The most tech-savvy and privacy-conscious users, said Meinrath, know how to combine multiple tools together to maximize their protection — for example, by using Lantern to get around government blocks while also using Tor to anonymize their activity.
The war for information technology
The growing prominence of some of these tools highlights the stakes for Russian internet users as the Kremlin has detained thousands of people for protesting the war in Ukraine. And it contrasts with the steps Russia has taken to clamp down on social media, from blocking Facebook entirely to passing a law that threatens up to 15 years behind bars for those who share what the Kremlin deems “fake” information about the war.
Natalia Krapiva, a lawyer at the digital rights group Access Now, said some Russian internet users have been using secure communications tools for years, as the Russian government began restricting internet freedoms more than a decade ago.
In the past, the Russian government has tried to block Tor and VPN providers, Krapiva said. But it hasn’t been very successful, she said, due to Tor’s open, decentralized design that hinges on many distributed servers and the willingness of new VPN providers to fill the gap left behind by banned ones. What Russia faces now is an intensifying game of cat and mouse, Krapiva said.
But while Putin may not be able to shut down censorship-resistant technologies entirely, supporters of the Kremlin can still try to drag it into Russia’s wider information war and hinder adoption.
On February. 28, Signal said it was aware of rumors suggesting the platform had been compromised in a hack — a claim the company flatly denied. Without blaming Russia directly, Signal said it suspected the rumors were being spread as “part of a coordinated misinformation campaign meant to encourage people to use less secure alternatives.”
Signal’s claim underscores how quickly the information war has evolved from being about the news coming out of Ukraine to being about the services people use to access and discuss that news.
If only a small minority of Russians end up embracing circumvention technologies to get access to outside information, it may allow Putin to dominate the information space within the country.

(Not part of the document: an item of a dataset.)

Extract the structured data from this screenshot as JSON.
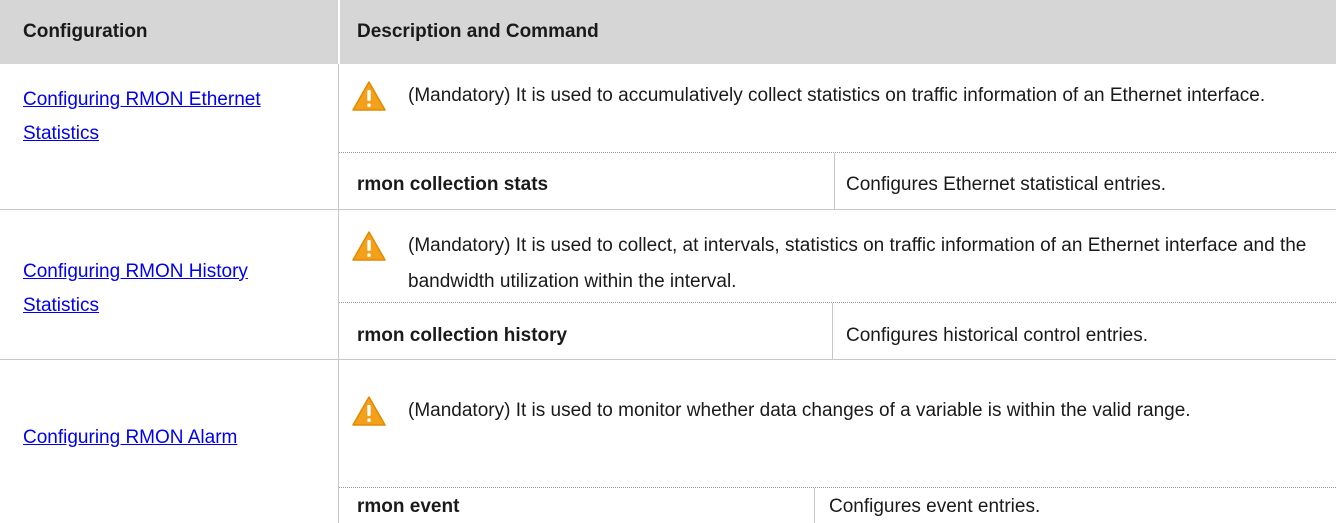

And while there are many indications of growing interest in these tools, it appears to be on the scale of thousands, not millions, at least for now.
“The concern, of course, is that the majority of the people, the general population, might not necessarily know about those tools,” said Krapiva. “[They] can be complex if your digital literacy is quite low, so it’s going to remain a challenge to have a bigger section of the population really adopt these tools. But I’m sure there will be more education and I want to remain hopeful they will persevere.”
Normalizing censorship-resistant tech
Some digital rights experts say it’s important for these tools to be used for ordinary and innocuous internet activities, too, not just potentially subversive ones. Performing mundane tasks like checking email, accessing streaming movies or talking to friends using these technologies makes it harder for authoritarian regimes to justify cracking down on them, and can make it more difficult to identify efforts to violate government restrictions on speech and access.
“The more that regular users use censorship-resistant technology for everyday activities like unblocking movies, the better,” said John Scott-Railton, a security and disinformation researcher at The University of Toronto’s Citizen Lab.
And this may only be the start. Meinrath said the government restrictions will likely trigger not just broader adoption of circumvention tools in Russia but also further research and development of new tools by Russia’s highly skilled and tech-savvy population.
“We’re at the beginning of a J-curve,” Meinrath said, adding: “This is a one-way transformation in Russia.”